8. Not Using Transactions for Multiple Updates
❌ The Mistake
Running multiple update queries without a transaction:
UPDATE Accounts SET Balance = Balance - 500 WHERE ID = 1;
UPDATE Accounts SET Balance = Balance + 500 WHERE ID = 2;
If the first query runs but the second fails, your data becomes inconsistent.
✅ Correct Way
Use a transaction:
BEGIN TRANSACTION;
UPDATE Accounts SET Balance = Balance - 500 WHERE ID = 1;
UPDATE Accounts SET Balance = Balance + 500 WHERE ID = 2;
COMMIT TRANSACTION;
If anything fails, rollback ensures your data stays safe.
9. Not Testing Queries with Sample Data
❌ The Mistake
Writing complex queries and running them directly on production.
✅ Correct Way
Always test with sample or staging data before real execution.
Even a small mistake like missing WHERE in DELETE can delete your entire table!

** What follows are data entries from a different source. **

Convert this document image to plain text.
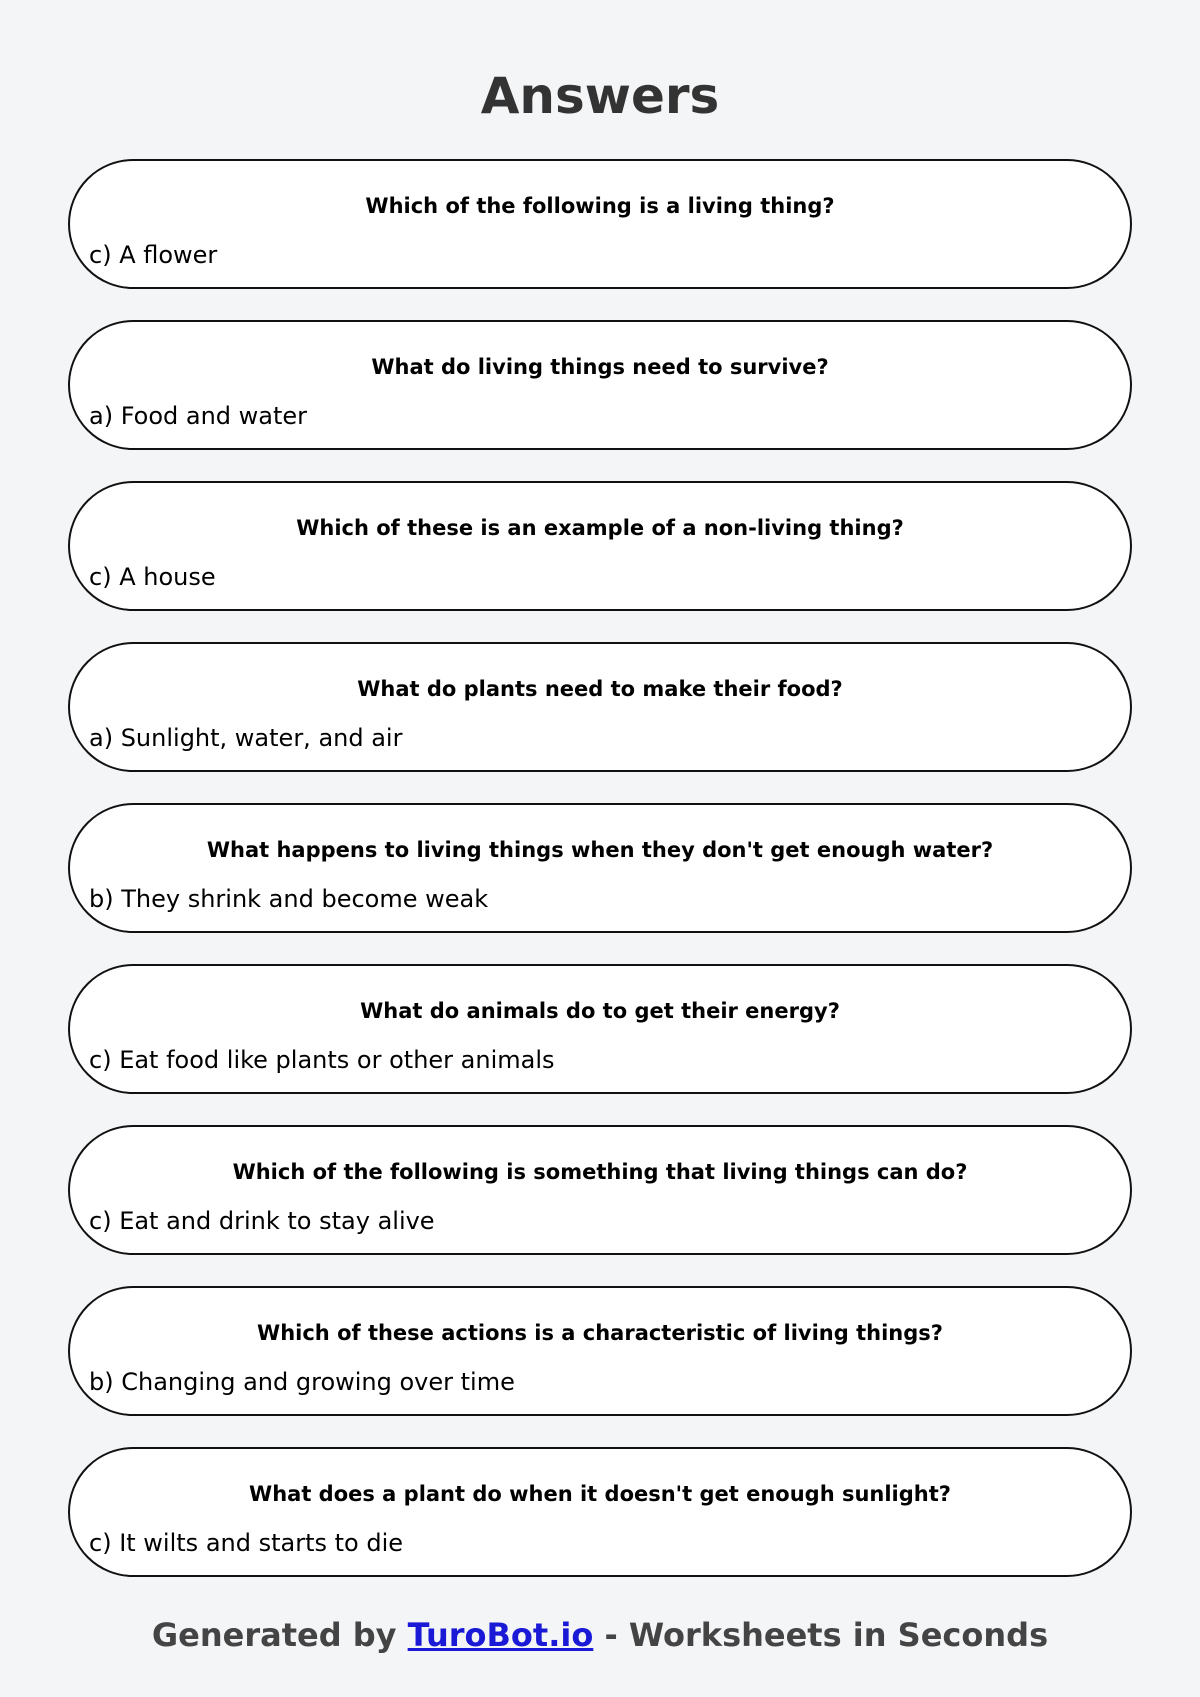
Answers
Which of the following is a living thing?
c) A flower
What do living things need to survive?
a) Food and water
Which of these is an example of a non-living thing?
c) A house
What do plants need to make their food?
a) Sunlight, water, and air
What happens to living things when they don't get enough water?
b) They shrink and become weak
What do animals do to get their energy?
c) Eat food like plants or other animals
Which of the following is something that living things can do?
c) Eat and drink to stay alive
Which of these actions is a characteristic of living things?
b) Changing and growing over time
What does a plant do when it doesn't get enough sunlight?
c) It wilts and starts to die
Generated by TuroBot.io - Worksheets in Seconds
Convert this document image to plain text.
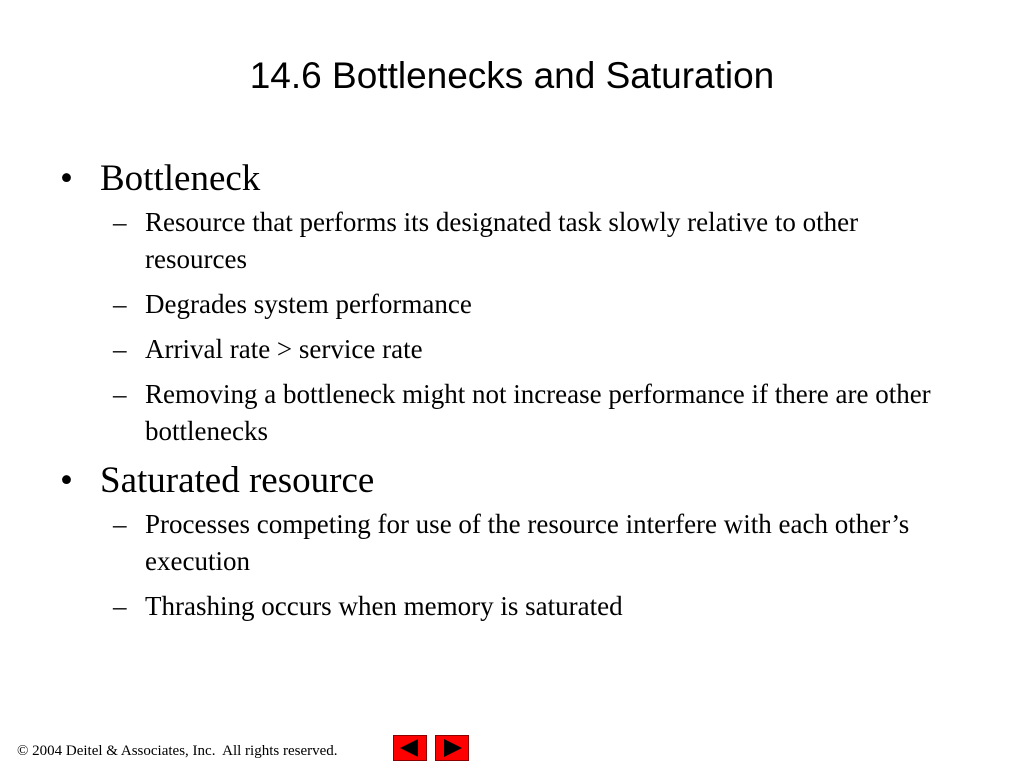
14.6 Bottlenecks and Saturation
• Bottleneck
– Resource that performs its designated task slowly relative to other resources
– Degrades system performance
– Arrival rate > service rate
– Removing a bottleneck might not increase performance if there are other bottlenecks
• Saturated resource
– Processes competing for use of the resource interfere with each other’s execution
– Thrashing occurs when memory is saturated
© 2004 Deitel & Associates, Inc.  All rights reserved.
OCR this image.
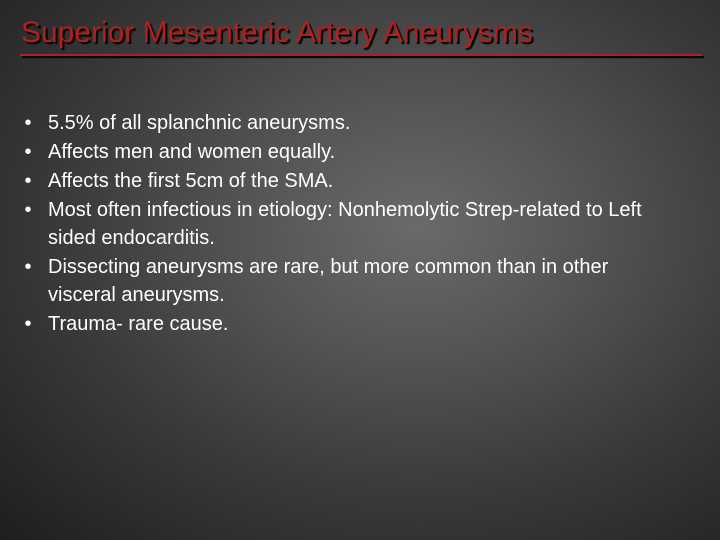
Superior Mesenteric Artery Aneurysms
• 5.5% of all splanchnic aneurysms.
• Affects men and women equally.
• Affects the first 5cm of the SMA.
• Most often infectious in etiology: Nonhemolytic Strep-related to Left sided endocarditis.
• Dissecting aneurysms are rare, but more common than in other visceral aneurysms.
• Trauma- rare cause.
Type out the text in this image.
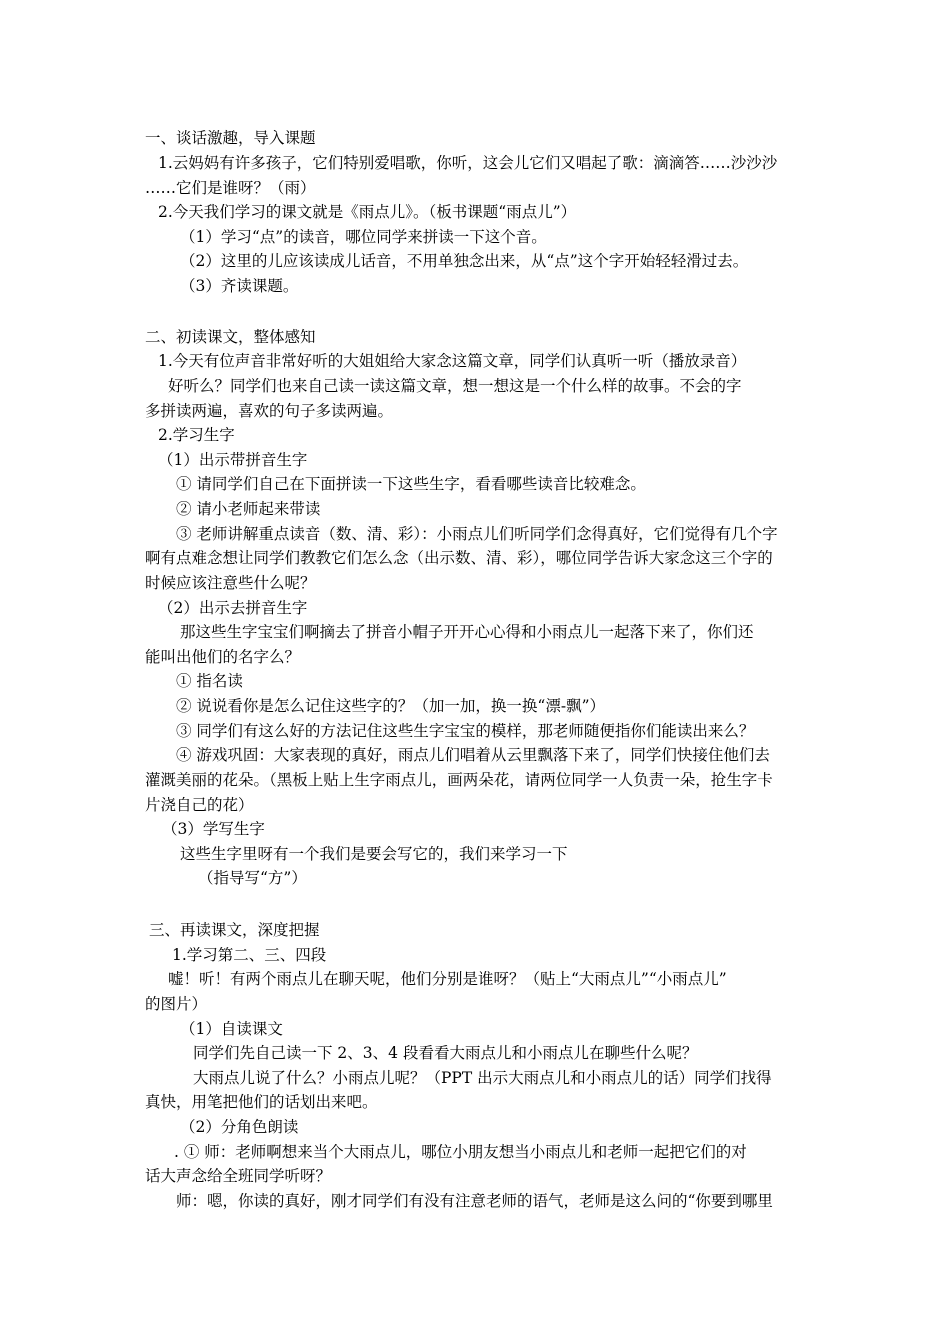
一、谈话激趣，导入课题
1.云妈妈有许多孩子，它们特别爱唱歌，你听，这会儿它们又唱起了歌：滴滴答……沙沙沙
……它们是谁呀？（雨）
2.今天我们学习的课文就是《雨点儿》。（板书课题“雨点儿”）
（1）学习“点”的读音，哪位同学来拼读一下这个音。
（2）这里的儿应该读成儿话音，不用单独念出来，从“点”这个字开始轻轻滑过去。
（3）齐读课题。
二、初读课文，整体感知
1.今天有位声音非常好听的大姐姐给大家念这篇文章，同学们认真听一听（播放录音）
好听么？同学们也来自己读一读这篇文章，想一想这是一个什么样的故事。不会的字
多拼读两遍，喜欢的句子多读两遍。
2.学习生字
（1）出示带拼音生字
① 请同学们自己在下面拼读一下这些生字，看看哪些读音比较难念。
② 请小老师起来带读
③ 老师讲解重点读音（数、清、彩）：小雨点儿们听同学们念得真好，它们觉得有几个字
啊有点难念想让同学们教教它们怎么念（出示数、清、彩），哪位同学告诉大家念这三个字的
时候应该注意些什么呢？
（2）出示去拼音生字
那这些生字宝宝们啊摘去了拼音小帽子开开心心得和小雨点儿一起落下来了，你们还
能叫出他们的名字么？
① 指名读
② 说说看你是怎么记住这些字的？（加一加，换一换“漂-飘”）
③ 同学们有这么好的方法记住这些生字宝宝的模样，那老师随便指你们能读出来么？
④ 游戏巩固：大家表现的真好，雨点儿们唱着从云里飘落下来了，同学们快接住他们去
灌溉美丽的花朵。（黑板上贴上生字雨点儿，画两朵花，请两位同学一人负责一朵，抢生字卡
片浇自己的花）
（3）学写生字
这些生字里呀有一个我们是要会写它的，我们来学习一下
（指导写“方”）
三、再读课文，深度把握
1.学习第二、三、四段
嘘！听！有两个雨点儿在聊天呢，他们分别是谁呀？（贴上“大雨点儿”“小雨点儿”
的图片）
（1）自读课文
同学们先自己读一下 2、3、4 段看看大雨点儿和小雨点儿在聊些什么呢？
大雨点儿说了什么？小雨点儿呢？（PPT 出示大雨点儿和小雨点儿的话）同学们找得
真快，用笔把他们的话划出来吧。
（2）分角色朗读
. ① 师：老师啊想来当个大雨点儿，哪位小朋友想当小雨点儿和老师一起把它们的对
话大声念给全班同学听呀？
师：嗯，你读的真好，刚才同学们有没有注意老师的语气，老师是这么问的“你要到哪里
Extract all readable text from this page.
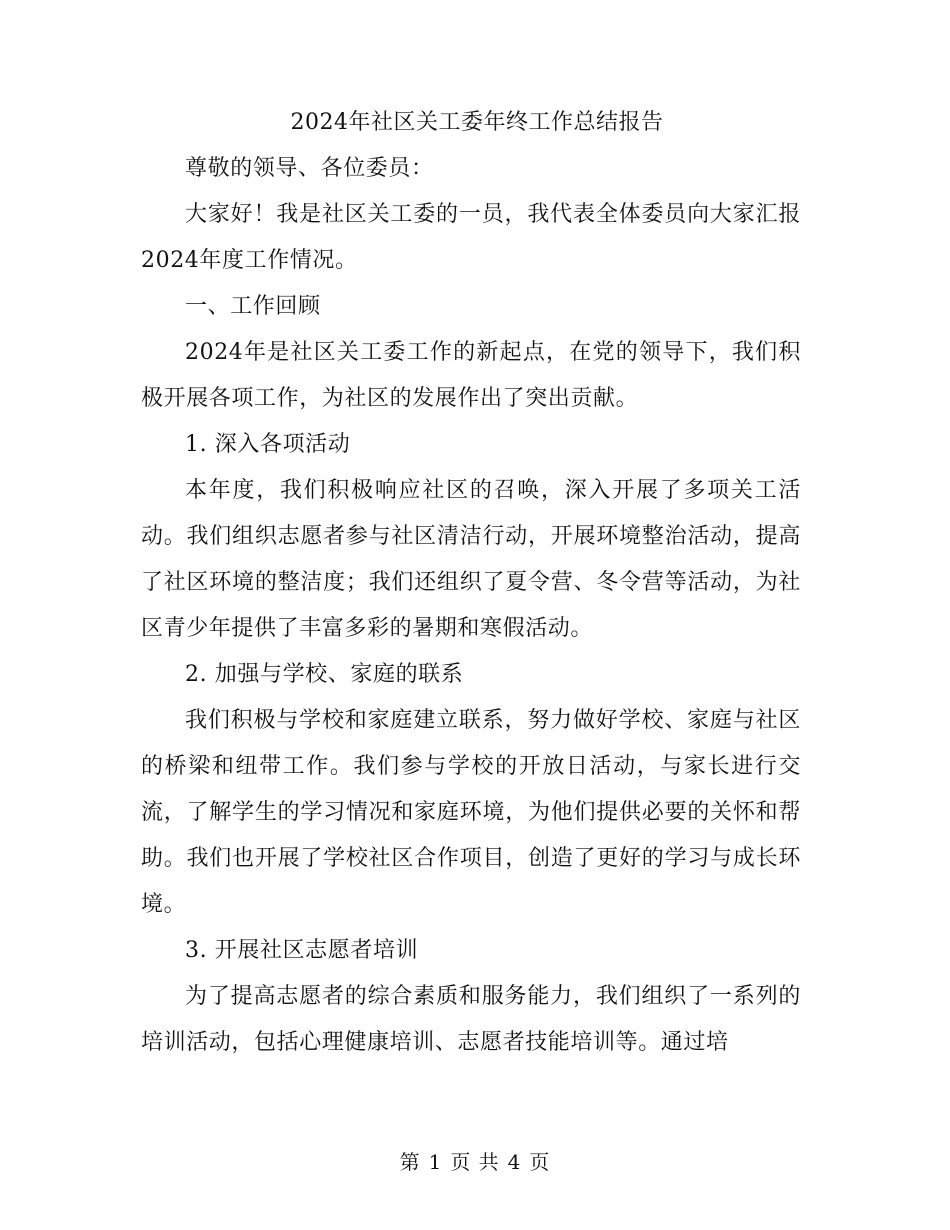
2024年社区关工委年终工作总结报告

尊敬的领导、各位委员：

大家好！我是社区关工委的一员，我代表全体委员向大家汇报2024年度工作情况。

一、工作回顾

2024年是社区关工委工作的新起点，在党的领导下，我们积极开展各项工作，为社区的发展作出了突出贡献。

1. 深入各项活动

本年度，我们积极响应社区的召唤，深入开展了多项关工活动。我们组织志愿者参与社区清洁行动，开展环境整治活动，提高了社区环境的整洁度；我们还组织了夏令营、冬令营等活动，为社区青少年提供了丰富多彩的暑期和寒假活动。

2. 加强与学校、家庭的联系

我们积极与学校和家庭建立联系，努力做好学校、家庭与社区的桥梁和纽带工作。我们参与学校的开放日活动，与家长进行交流，了解学生的学习情况和家庭环境，为他们提供必要的关怀和帮助。我们也开展了学校社区合作项目，创造了更好的学习与成长环境。

3. 开展社区志愿者培训

为了提高志愿者的综合素质和服务能力，我们组织了一系列的培训活动，包括心理健康培训、志愿者技能培训等。通过培

第 1 页 共 4 页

10. Ignoring Query Execution Plan
❌ The Mistake
Developers run slow queries again and again without checking why.
✅ Correct Way
Use SQL Server Management Studio (SSMS) or similar tools to view the Execution Plan.
It shows whether your query uses indexes, joins, or table scans, helping you tune performance.
Final Thoughts
SQL is powerful — but small mistakes can make it slow, inaccurate, or even dangerous.
By avoiding these common errors and following best practices, you’ll write cleaner, faster, and safer SQL queries.
Always remember:
“A good SQL query is not just one that works — it’s one that works efficiently.”
🧠 Quick Summary
| Mistake | Problem | Fix |
|---|
| SELECT * | Fetches unnecessary data | Select only needed columns |
| Missing WHERE | Pulls too much data | Use proper filters |
| No Index | Slow queries | Add indexes |
| Subqueries | Performance issue | Use JOINs |
| No Aliases | Hard to read | Use short names |
| Missing GROUP BY | Errors | Group correctly |
| Ignoring NULLs | Missing rows | Handle with ISNULL / COALESCE |
| No Transaction | Data loss risk | Use BEGIN TRANSACTION |
| No Testing | Unsafe | Always test first |
| Ignore Execution Plan | Slow queries | Analyze & optimize |
This article can help both beginners and working developers strengthen their SQL skills and avoid common pitfalls. Simple habits like using aliases, indexing wisely, and handling NULLs make a big difference in real-world projects.